Open bendarodes opened 4 months ago
` import torch import numpy as np from transformers import AutoTokenizer, AutoModel from sklearn.metrics.pairwise import cosine_similarity
model_name = "boun-tabi-LMG/TURNA" tokenizer = AutoTokenizer.from_pretrained(model_name) model = AutoModel.from_pretrained(model_name)
sentences = ["elma güzel meyvedir","armut lezzetlidir","kitap ","defter","çelik vida","banyo dolabı"]
outputs = [] def mean_pooling(sentence): input_ids = tokenizer(sentence, return_tensors="pt").input_ids # Batch size 1 print(input_ids) decoder_input_ids = tokenizer(sentence, return_tensors="pt").input_ids # Batch size 1 with torch.no_grad(): output = model(input_ids=input_ids, decoder_input_ids=decoder_input_ids)
# Average pooling over tokens (excluding special tokens)
return output[0].mean(dim=1)[0]
n = len(embeddings)
upper_triangular = np.triu(cosine_similarity(embeddings), k=1)

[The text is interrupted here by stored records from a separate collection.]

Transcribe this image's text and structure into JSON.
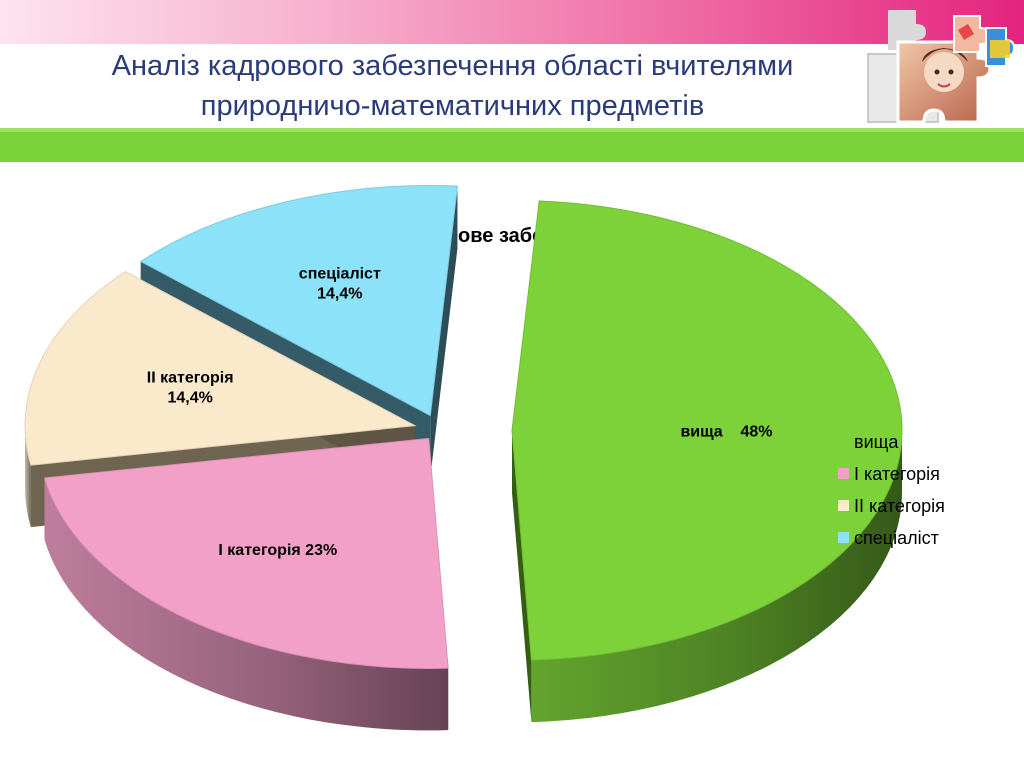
{
  "slide": {
    "title_line1": "Аналіз кадрового забезпечення області вчителями",
    "title_line2": "природничо-математичних предметів"
  },
  "colors": {
    "top_band": "#e4237f",
    "title": "#2b3a7a",
    "green_band": "#7bd13a"
  },
  "decoration": {
    "icon": "puzzle-pieces-icon"
  },
  "chart_data": {
    "type": "pie",
    "style": "3d-exploded",
    "title": "Кадрове забезпечення",
    "legend_position": "right",
    "categories": [
      "вища",
      "I категорія",
      "II категорія",
      "спеціаліст"
    ],
    "values": [
      48,
      23,
      14.4,
      14.4
    ],
    "unit": "%",
    "data_labels": [
      [
        "вища    48%"
      ],
      [
        "I категорія 23%"
      ],
      [
        "II категорія",
        "14,4%"
      ],
      [
        "спеціаліст",
        "14,4%"
      ]
    ],
    "colors": [
      "#7dd23a",
      "#f3a0c8",
      "#fbe9cc",
      "#8ce2f8"
    ],
    "side_colors": [
      "#3f6e16",
      "#9e5678",
      "#6e6450",
      "#355a68"
    ],
    "legend": [
      "вища",
      "I категорія",
      "II категорія",
      "спеціаліст"
    ]
  }
}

similarity_matrix = upper_triangular + upper_triangular.T
print("Cosine similarity matrix:") print(similarity_matrix) `
I wrote this code. However, all similarity values are very close. Similarity scores are not accurate. I would be very grateful if you could help me understand where I made a mistake.
We haven't yet tested TURNA's performance for generating sentence embeddings. Your proposed approach seems logical. However, it's notable that the paper "Sentence-T5: Scalable Sentence Encoders from Pre-trained Text-to-Text Models" explores various methods for encoding text/sentences using pre-trained T5 models. They found that utilizing the encoder and averaging its token representations performs better than using both encoder and decoder.
An alternative to the suggested method involves using only the encoder by loading it with the T5EncoderModel
class instead of AutoModel
. Here's an example of how to obtain embeddings using this method:
def mean_pooling(sentence):
input_ids = tokenizer(sentence, return_tensors="pt").input_ids # Batch size 1
with torch.no_grad():
output = model(input_ids=input_ids)
return output.last_hidden_state.mean(dim=1)[0]
Additionally, consider exploring finetuned NLI and STS models for extracting embeddings:
https://huggingface.co/boun-tabi-LMG/turna_nli_nli_tr https://huggingface.co/boun-tabi-LMG/turna_semantic_similarity_stsb_tr
Please share your findings with us. I'm eager to learn about the results.
Hi @bendarodes , any news?
Hello, I have a problem, I have 1000's of sentences. I want to determine which of these 1000 sentences a sentence newly entered by the system is closest to. But I don't want it to analyze 1000 sentences every time. For this, I need the encode values of the sentences. But I couldn't get it. I would be very pleased if you could help me.